The more likely reason he vetoed SB 64 is he thinks he’ll need the endorsement of President Donald Trump to run for the U.S. Senate in 2028. And he’d risk losing that by crossing a red line established by Alaska’s MAGA faithful.
As I wrote after SB 64 was passed, Suzzanne Downing was one of the loudest voices calling on Dunleavy to veto it. She referred to it as “the Ranked-Choice Voting Protection Act.”
“Alaskans are already skeptical of a system that has gotten complicated, opaque, and increasingly out of their control with ranked-choice voting,” she wrote.
That mistrust has nothing to do with RCV. It’s rooted in the false claims of voter fraud Trump made in 2020 and has continued to make ever since. But he became invested in the fight over RCV after endorsing two Alaskans for Congress in 2022.

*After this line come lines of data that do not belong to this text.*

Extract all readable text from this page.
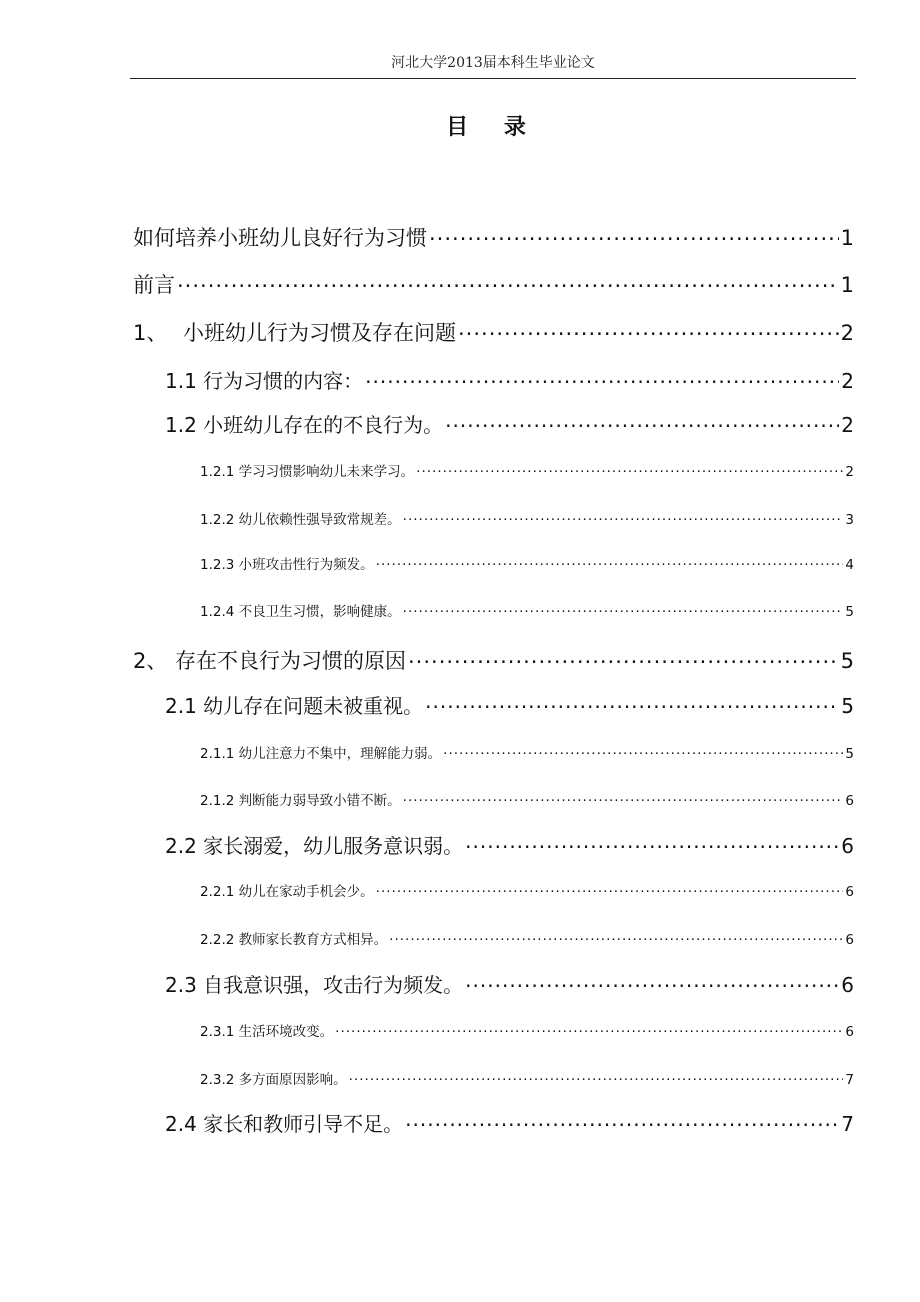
河北大学2013届本科生毕业论文
目 录
如何培养小班幼儿良好行为习惯 .....	1
前言 .....	1
1、 小班幼儿行为习惯及存在问题 .....	2
1.1 行为习惯的内容： .....	2
1.2 小班幼儿存在的不良行为。 .....	2
1.2.1 学习习惯影响幼儿未来学习。 .....	2
1.2.2 幼儿依赖性强导致常规差。 .....	3
1.2.3 小班攻击性行为频发。 .....	4
1.2.4 不良卫生习惯，影响健康。 .....	5
2、 存在不良行为习惯的原因 .....	5
2.1 幼儿存在问题未被重视。 .....	5
2.1.1 幼儿注意力不集中，理解能力弱。 .....	5
2.1.2 判断能力弱导致小错不断。 .....	6
2.2 家长溺爱，幼儿服务意识弱。 .....	6
2.2.1 幼儿在家动手机会少。 .....	6
2.2.2 教师家长教育方式相异。 .....	6
2.3 自我意识强，攻击行为频发。 .....	6
2.3.1 生活环境改变。 .....	6
2.3.2 多方面原因影响。 .....	7
2.4 家长和教师引导不足。 .....	7
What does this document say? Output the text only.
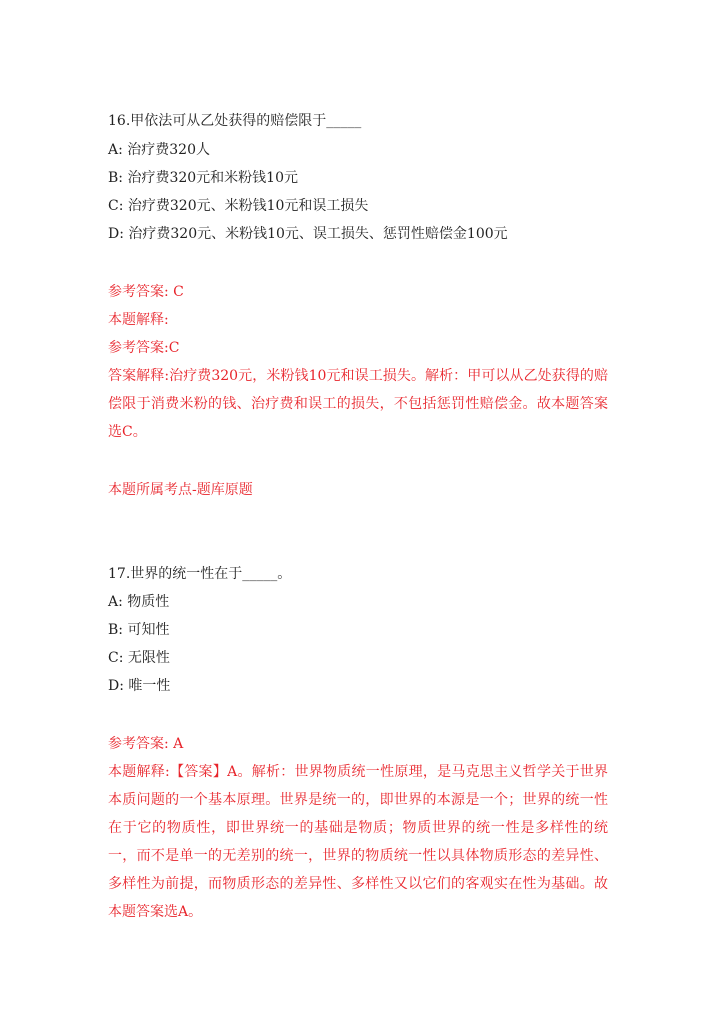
16.甲依法可从乙处获得的赔偿限于_____
A: 治疗费320人
B: 治疗费320元和米粉钱10元
C: 治疗费320元、米粉钱10元和误工损失
D: 治疗费320元、米粉钱10元、误工损失、惩罚性赔偿金100元
参考答案: C
本题解释:
参考答案:C
答案解释:治疗费320元，米粉钱10元和误工损失。解析：甲可以从乙处获得的赔偿限于消费米粉的钱、治疗费和误工的损失，不包括惩罚性赔偿金。故本题答案选C。
本题所属考点-题库原题
17.世界的统一性在于_____。
A: 物质性
B: 可知性
C: 无限性
D: 唯一性
参考答案: A
本题解释:【答案】A。解析：世界物质统一性原理，是马克思主义哲学关于世界本质问题的一个基本原理。世界是统一的，即世界的本源是一个；世界的统一性在于它的物质性，即世界统一的基础是物质；物质世界的统一性是多样性的统一，而不是单一的无差别的统一，世界的物质统一性以具体物质形态的差异性、多样性为前提，而物质形态的差异性、多样性又以它们的客观实在性为基础。故本题答案选A。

“It’s a total rigged deal just like a lot of other things in this country,” Trump said during a campaign rally for Kelly Tshibaka and Sarah Palin. He hasn’t forgotten they both lost. Last month he called RCV “ONE OF THE GREATEST THREATS TO DEMOCRACY.”
That’s right alongside his idea of “the greatest enemy America has,” which he recently identified as “the Radical Left, Highly Incompetent, Democrat Party.”

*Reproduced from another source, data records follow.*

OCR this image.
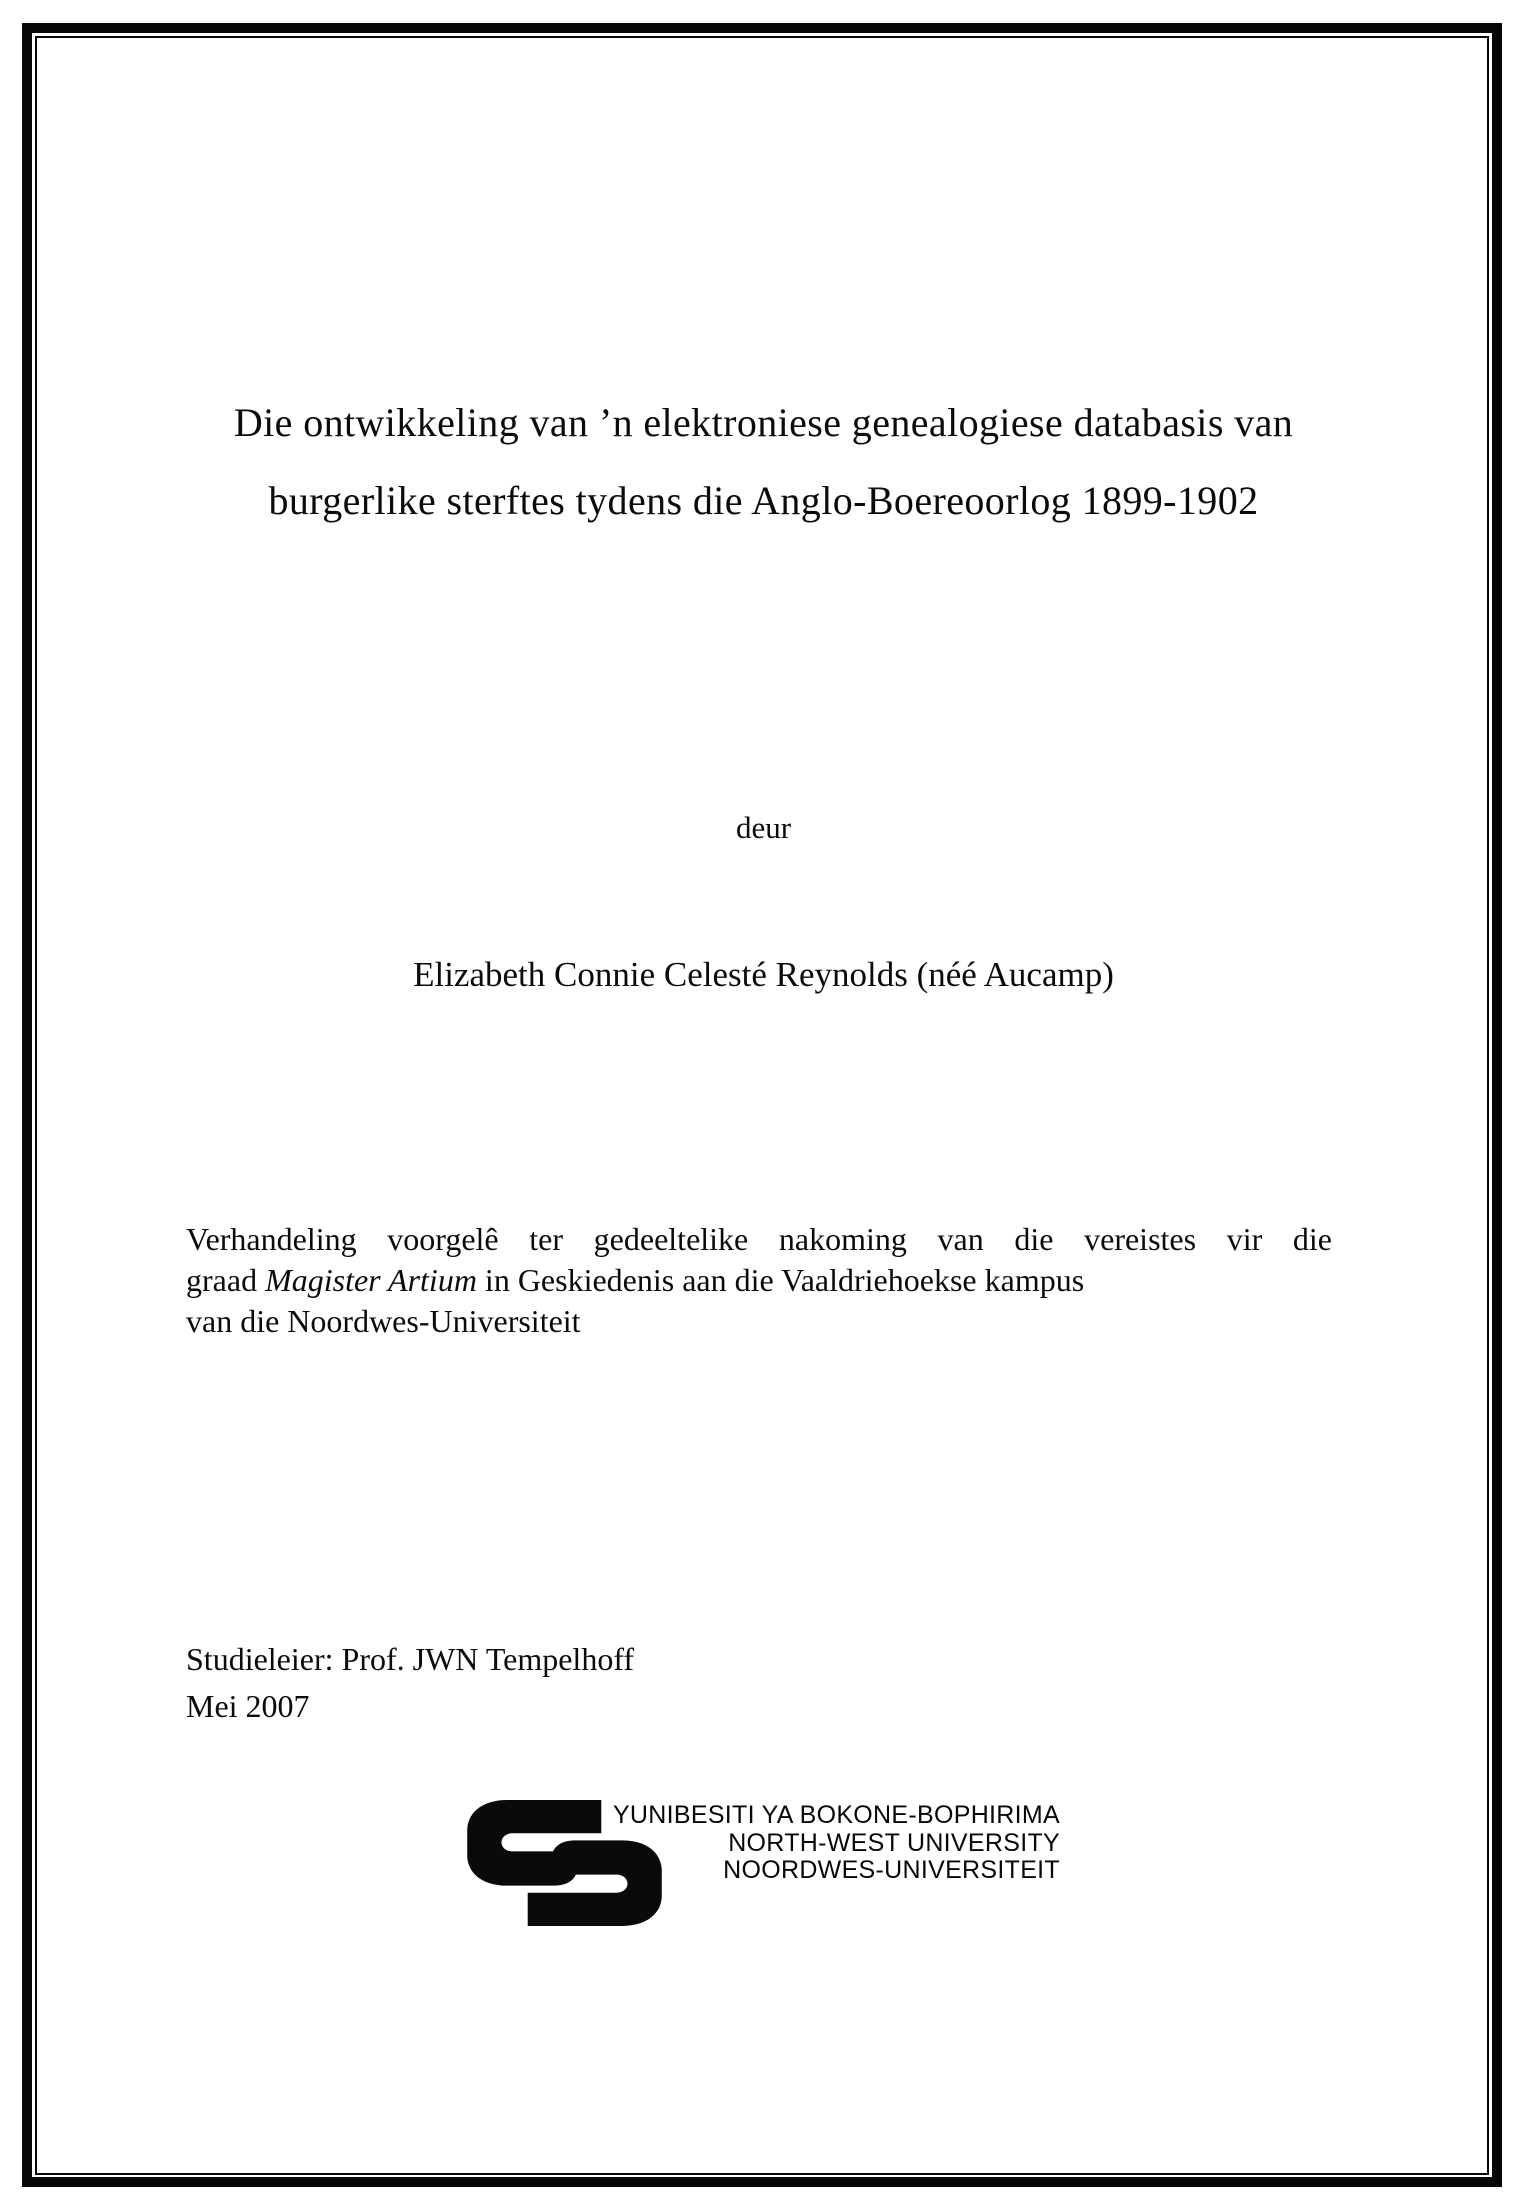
Die ontwikkeling van ’n elektroniese genealogiese databasis van
burgerlike sterftes tydens die Anglo-Boereoorlog 1899-1902
deur
Elizabeth Connie Celesté Reynolds (néé Aucamp)
Verhandeling voorgelê ter gedeeltelike nakoming van die vereistes vir die
graad Magister Artium in Geskiedenis aan die Vaaldriehoekse kampus
van die Noordwes-Universiteit
Studieleier: Prof. JWN Tempelhoff
Mei 2007
YUNIBESITI YA BOKONE-BOPHIRIMA
NORTH-WEST UNIVERSITY
NOORDWES-UNIVERSITEIT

But it’s not just Democrats. Ask Sen. Lisa Murkowski and former Utah Sen. Mitt Romney, two moderate Republicans who voted to convict Trump in 2021 for the impeachment charge of inciting the Jan. 6 insurrection. And former Wyoming Liz Cheney, a conservative further to their right who never criticized him until he refused to accept the results of the 2020 election.
Or the half dozen state senate Republicans in Indiana who lost their primary elections this week to challengers endorsed by Trump. Their offense was refusing to his order to gerrymander the state’s congressional boundaries to favor their party like Texas Republicans did.
It’s worth noting California responded to the unprecedented mid-cycle redistricting in Texas by holding a special election about redrawing its district boundaries to favor Democrats. After voters approved it, Trump put out an infantile social media post screaming it was “Unconstitutional” and claimed “the Voting itself” was “RIGGED."
His rage may be directed at elected officials who dare to oppose him. But his audience includes the people who crank out the vitriol that stirs up his base.
After commenting on the Indiana election results, New York Times Columnist David French succinctly summarized what happens next. “Talk to virtually any prominent person who breaks with Trump, and they can tell you stories of terrifying days and sleepless nights as MAGA’s minions made their lives a living hell.”
Across the country, many of those voters get their marching orders from the talk show hosts on Fox News, NewsMax, and right-wing podcasters. Closer to home, they trust people like Downing.
“Every Republican” who defends SB 64 “will be making a clear statement to voters about where they stand,” she wrote after the bill reached Dunleavy’s desk. “And everyone of those Republicans should be voted out of office, even if it means scorched earth and starting over, rebuilding the conservative movement from scratch.”
Dunleavy interpreted that to mean if he signed SB 64, Alaska’s MAGA faithful would find another candidate for Trump to endorse in 2028. So he paid the ransom by vetoing it.
• Rich Moniak is a Juneau resident and retired civil engineer with more than 25 years of experience working in the public sector.